EDIT 2: the more I study this the more I realize how wrong I were. As far as I can see, that particular error code only arises in quite particular cases: such as functions first and rest, and implicit string indexing. The latter would be the candidate cause here, except that the regex expressions don't have implicit indexing.

TedWalther

#14
Quote from: "ralph.ronnquist"
The input buffer (buf) is clipped at 4096 characters, and this quite easily may result in the appearance of a composite UTF8 character being cut off at the end. Thus, since regex has its UTF8 glasses solidly stuck on, one can't apply it to buf.


Right.  I'm taking raw bytes from the network layer, and trying to reassemble them into something usable at the application layer.


Quote
So I thought that, instead of immediately cleaning the parse result when extracting lines, one could let partial always be its last element, chopped off (or cleaning lines afterwards). That would keep to the same functionality and avoid using regex on buf.

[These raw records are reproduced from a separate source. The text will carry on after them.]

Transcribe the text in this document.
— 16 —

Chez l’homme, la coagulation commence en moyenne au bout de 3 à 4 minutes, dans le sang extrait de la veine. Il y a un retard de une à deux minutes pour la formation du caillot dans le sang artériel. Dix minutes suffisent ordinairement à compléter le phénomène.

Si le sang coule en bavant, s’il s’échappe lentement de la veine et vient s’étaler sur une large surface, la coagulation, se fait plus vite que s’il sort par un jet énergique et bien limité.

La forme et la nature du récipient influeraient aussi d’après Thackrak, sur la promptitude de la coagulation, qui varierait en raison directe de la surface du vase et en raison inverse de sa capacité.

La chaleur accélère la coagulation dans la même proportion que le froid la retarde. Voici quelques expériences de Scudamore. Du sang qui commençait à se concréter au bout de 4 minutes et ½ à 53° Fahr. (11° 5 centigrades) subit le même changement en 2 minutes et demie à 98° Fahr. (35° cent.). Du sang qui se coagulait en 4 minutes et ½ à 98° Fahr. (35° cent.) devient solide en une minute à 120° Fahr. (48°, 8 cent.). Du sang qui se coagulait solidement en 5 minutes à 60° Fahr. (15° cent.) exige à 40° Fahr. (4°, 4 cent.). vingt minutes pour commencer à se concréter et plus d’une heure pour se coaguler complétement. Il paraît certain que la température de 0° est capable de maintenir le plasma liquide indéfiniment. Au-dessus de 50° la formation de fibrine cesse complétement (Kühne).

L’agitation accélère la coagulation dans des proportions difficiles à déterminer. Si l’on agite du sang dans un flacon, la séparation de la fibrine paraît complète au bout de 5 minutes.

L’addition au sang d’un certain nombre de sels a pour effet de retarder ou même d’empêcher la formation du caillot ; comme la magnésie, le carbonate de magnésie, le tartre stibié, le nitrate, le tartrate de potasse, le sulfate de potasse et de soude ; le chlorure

Ah.  So the problem wasn't some nasty channel having a bad topic; it was perhaps that the network layer broke the packet in the middle of a UTF-8 character.  If there were people using the Asian encodings, the bug would still come up, of course.


Quote
EDIT 2: the more I study this the more I realize how wrong I were. As far as I can see, that particular error code only arises in quite particular cases: such as functions first and rest, and implicit string indexing. The latter would be the candidate cause here, except that the regex expressions don't have implicit indexing.

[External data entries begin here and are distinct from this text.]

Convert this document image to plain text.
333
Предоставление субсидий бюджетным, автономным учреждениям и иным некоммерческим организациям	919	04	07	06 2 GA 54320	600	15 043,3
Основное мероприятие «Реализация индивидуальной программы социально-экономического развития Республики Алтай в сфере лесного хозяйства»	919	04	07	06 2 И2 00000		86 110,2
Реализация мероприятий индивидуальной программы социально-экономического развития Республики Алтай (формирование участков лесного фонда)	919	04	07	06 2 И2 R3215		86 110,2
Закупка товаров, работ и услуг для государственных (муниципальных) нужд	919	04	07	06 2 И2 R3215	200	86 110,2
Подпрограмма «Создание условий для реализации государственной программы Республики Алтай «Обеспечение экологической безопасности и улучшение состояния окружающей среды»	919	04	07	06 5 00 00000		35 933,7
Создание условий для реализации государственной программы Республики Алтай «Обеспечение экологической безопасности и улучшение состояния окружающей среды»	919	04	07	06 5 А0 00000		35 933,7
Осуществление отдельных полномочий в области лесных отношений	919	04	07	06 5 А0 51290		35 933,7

I guess my question is, why is regex assuming UTF8 string, when I didn't set the UTF8 option to it?  And since it is set by default now, could there be a flag to disable it?  When searching a string for r and n, I am in raw byte mode.  IRC allows UTF8, but as a subset of raw byte streams.



Would specifying "0" as the option be enough to disable UTF8 parsing in regex and eliminate that error message?



Ralph, thanks for reading the source. I appreciate the review.  Next I will try to add readline support.  I think I'll make two apps; one for typing into, one for viewing output.  Then you run them both inside tmux, each one inside its own window. :)
Cavemen in bearskins invaded the ivory towers of Artificial Intelligence.  Nine months later, they left with a baby named newLISP.  The women of the ivory towers wept and wailed.  \"Abomination!\" they cried.